Europe, Japan and several other markets, where environmental protection is emphasized, are already buying smaller, efficient vehicles. The European Union has pressured the industry into committing to make passenger vehicles that get an average 39 miles per U.S. gallon by 2008, whereas the U.S. commitment is just 27.5 mpg for cars and 22.2 mpg for light trucks and SUVs.

But it is the developing countries that are emerging as the major market for cars, and these countries want small, efficient vehicles. In 2000, developing countries bought 24 per cent of the world's new vehicles; by 2020, it is expected they will buy 50 per cent.

Most Japanese and European auto manufacturers have spent the last decade developing cleaner cars, powered by gasoline-electric hybrids or clean-burning diesel. Toyota and Honda are already marketing hybrid cars with outstanding gas mileage, and their hybrid engines will be available in a larger number of models in the next few years. Japanese and European competitors are therefore well positioned to step ahead of Detroit in emerging markets.

China is perhaps the best example of an emerging car market. While just one per cent of the population now owns a car, rising incomes and a population base of 1.2 billion are creating a huge market. However, China has a relatively small supply of domestic oil and is already a net importer. Low incomes (about $1,300 per person), high population densities and crowded cities will steer consumers toward smaller, more efficient vehicles. And China, with some of the most polluted cities in the world, has set a goal of matching European vehicle emission standards by 2010.

As WRI puts it, market conditions in China are hardly conducive to significant sales of Hummers and Expeditions. Instead, the Japanese and European companies that have been forced to innovate around fuel efficiency and smaller vehicles in their domestic markets will be likely to fare best.

All this adds to the growing evidence that green technologies are becoming, in many cases, the most competitive and profitable.

Even in Canada, a market for greener vehicles is emerging.

Canadian officials have said that Canada cannot have stronger fuel efficiency and emission standards for vehicles than the U.S. due to the small size of our domestic market.
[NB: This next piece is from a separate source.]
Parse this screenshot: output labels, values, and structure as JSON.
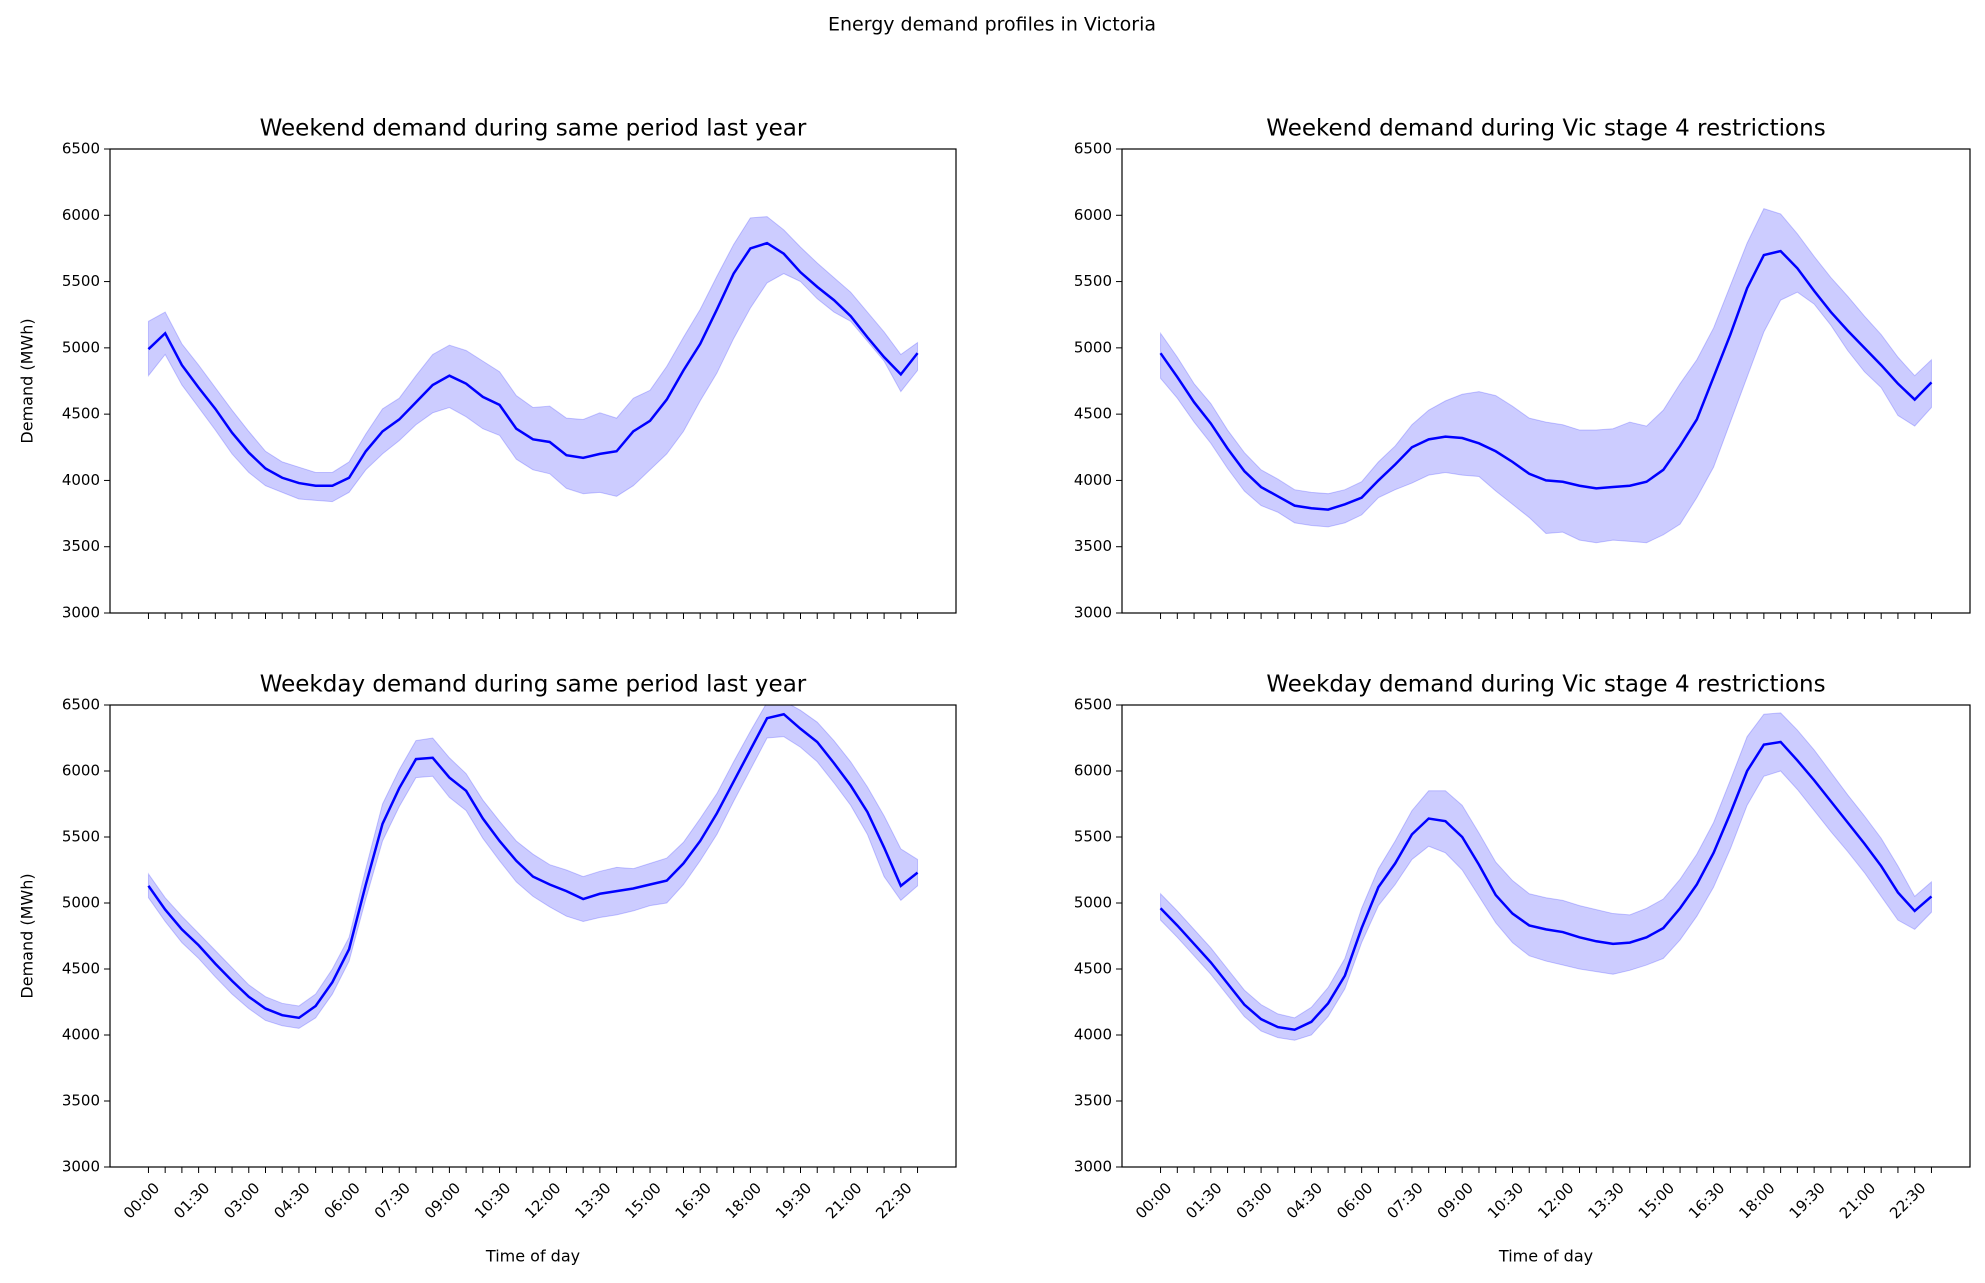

They argue that we can't expect to have greener cars built especially for our market, simply because it is too small.

It is interesting, however, that Toyota introduced its Echo Hatchback model in Canada and not the U.S. Toyota's Echo is the greenest car on the market, excluding the more expensive hybrid models. It is a low emission vehicle (LEV) and gets around 55 mpg (Imperial).

By the way, WRI's analysis of the auto industry found that Toyota has the strongest "management quality score" regarding lower-carbon auto technologies. It has a strong position in the three green technologies likely to confer competitive advantage in a global market: fuel-efficient conventional vehicles (like the Echo), gas-electric hybrids (like the Prius), and hydrogen fuel-cell vehicles.